その花が全て燃える炎の花びらとなりだった、周りにいる伴天連の者達を焼き尽くす、土蜘蛛は妖花のその術を見てこんなことを言った。
「姫さんの術は何時見ても奇麗でおっかねえな」
「姫じゃないよ」
妖花は自身の術で焼かれる伴天連の者達を見つつ微笑んで言った。
「私はね」
「じゃあ何だよ」
「何かな」
言ってもわかっていないという返事だった。
「実際のところ」
「おいおい、自分でわかってなくて言うのかよ」
「何かね」
「全く、何でそう抜けてるんだよ」
土蜘蛛は妖花に呆れて返した。
「普段は」
「だって私忍術は興味があるけれど」
それでもというのだ。
「他のことはね」
「興味ないっていうんだな」
「だからね」
笑って言うのだった。
「今だって」
「わかってなくてかよ」
「言ったんだ」
「やれやれだな、とにかくな」
「うん、ここはね」
「この伴天連の連中倒すか」
倒されても倒されても出て来る彼等をというのだ、屋敷から土蜘蛛の言う通り次々に出て来ている。
「そしてな」
「この連中の目を引き留めてね」
「半蔵様にお任せしようぞ」
幻翁も言ってきた。
「屋敷の中はね」
「そうだね、兄上ならね」
服部、彼ならとだ。

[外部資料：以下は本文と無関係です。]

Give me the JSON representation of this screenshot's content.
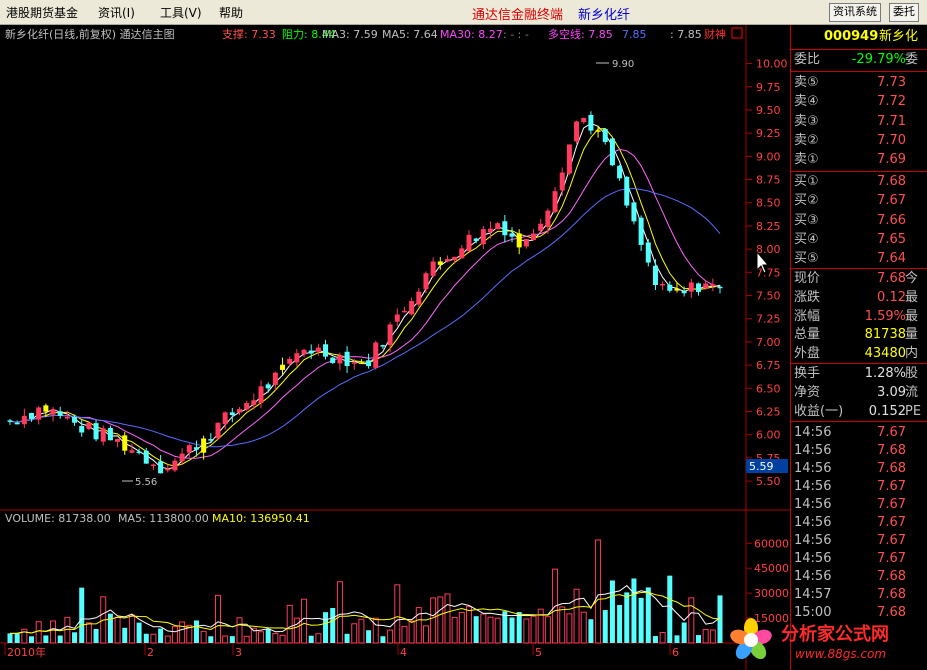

妖花も言う。
「絶対に大丈夫だよ」
「うむ、あの方ならな」
「必ず証拠を掴んで」
そしてというのだ。
「帰られて来るよ」
「我等はそれまでここで戦う」
「そうしていこうね」
「ほっほっほ、では半蔵様をお待ちするまで」
幻翁はまた出て来た敵達を見つつ笑って述べた。
「存分に死合うか」
「ああ、楽しんでな」
土蜘蛛もその幻翁に応える。
「お待ちしような」
「さて、じゃあまたやるよ」
妖花はまた構えた、だが構えは先程とは違い。
両肩から炎の翼を出しその翼を羽ばたかせ無数の炎の羽根を矢の様に放ってそれで敵を焼く、そうして戦ってだった。